The Black community stands firmly with our Latino brothers and sisters in denouncing this abomination. The construction of Alligator Alcatraz is not merely an ecological miscalculation or a policy mistake. It is a spiritual violation — a desecration of everything we claim to hold dear. As America loses it humanity, it gains the most powerful president ever. It turns a land of transitioning Americans-to-be into a kingdom of terror. It replaces Lady Liberty with Lady Reptile, her torch extinguished in swamp gas and history’s rotting carcasses.
It’s about control
And let’s be clear: This is not about crime, or borders or economics. This is about control, about punishing brownness, blackness and difference. It is about making sure Barack Obama’s presidency feels like an anomaly and not a new direction. Trumpism, and all it has summoned along with Trump’s U.S. Supreme Court justices, is a backlash against Black progress, Latino resilience and multiracial democracy.
Black and brown Americans need passports, as they don’t want to be stuck in this nation the way Jews were stuck in Germany during the late 1930s and early 1940s.
America must choose. Will we continue building walls in the swamp and calling it justice? Or will we finally reckon with the monsters in our national closet, as it will be illegal to talk or teach what happened? Don’t demonize gators, pythons or mosquitoes as they all keep the ecosystem healthy.

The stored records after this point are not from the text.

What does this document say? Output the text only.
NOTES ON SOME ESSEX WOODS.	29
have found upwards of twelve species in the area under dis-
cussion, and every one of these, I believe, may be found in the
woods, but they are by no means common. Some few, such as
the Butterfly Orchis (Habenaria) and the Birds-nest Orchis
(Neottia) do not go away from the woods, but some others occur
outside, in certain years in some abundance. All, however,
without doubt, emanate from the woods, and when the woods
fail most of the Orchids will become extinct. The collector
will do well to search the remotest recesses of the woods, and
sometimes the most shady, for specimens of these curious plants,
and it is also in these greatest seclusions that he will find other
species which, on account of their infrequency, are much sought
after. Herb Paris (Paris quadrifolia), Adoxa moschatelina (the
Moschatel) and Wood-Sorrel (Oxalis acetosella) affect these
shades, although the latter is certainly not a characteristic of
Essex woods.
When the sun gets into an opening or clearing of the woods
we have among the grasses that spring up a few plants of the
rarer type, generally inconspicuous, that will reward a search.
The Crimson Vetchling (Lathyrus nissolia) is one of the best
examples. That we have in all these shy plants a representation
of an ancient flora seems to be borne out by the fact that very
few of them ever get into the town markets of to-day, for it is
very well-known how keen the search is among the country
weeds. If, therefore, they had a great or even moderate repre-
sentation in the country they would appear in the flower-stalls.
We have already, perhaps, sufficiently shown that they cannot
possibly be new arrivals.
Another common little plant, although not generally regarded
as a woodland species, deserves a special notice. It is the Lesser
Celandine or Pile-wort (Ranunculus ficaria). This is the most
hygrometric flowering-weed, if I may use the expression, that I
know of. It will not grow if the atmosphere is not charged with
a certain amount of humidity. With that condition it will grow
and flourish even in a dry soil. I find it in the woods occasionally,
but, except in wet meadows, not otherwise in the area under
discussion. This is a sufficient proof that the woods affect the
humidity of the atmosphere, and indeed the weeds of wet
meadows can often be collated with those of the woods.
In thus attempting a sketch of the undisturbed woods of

The question is: Do you see this as a healthy ecosystem? Adolph Hitler learned how to exterminate Jews from what Americans did to Native Americans. Americans inspired Nazi Germans to be more efficient terrorists.
Edmond W. Davis is a native of Philadelphia. He is an award-winning college and university history professor (retired), No. 1 new release author on Amazon, international speaker, licensed journalist and a globally recognized Tuskegee Airmen authority.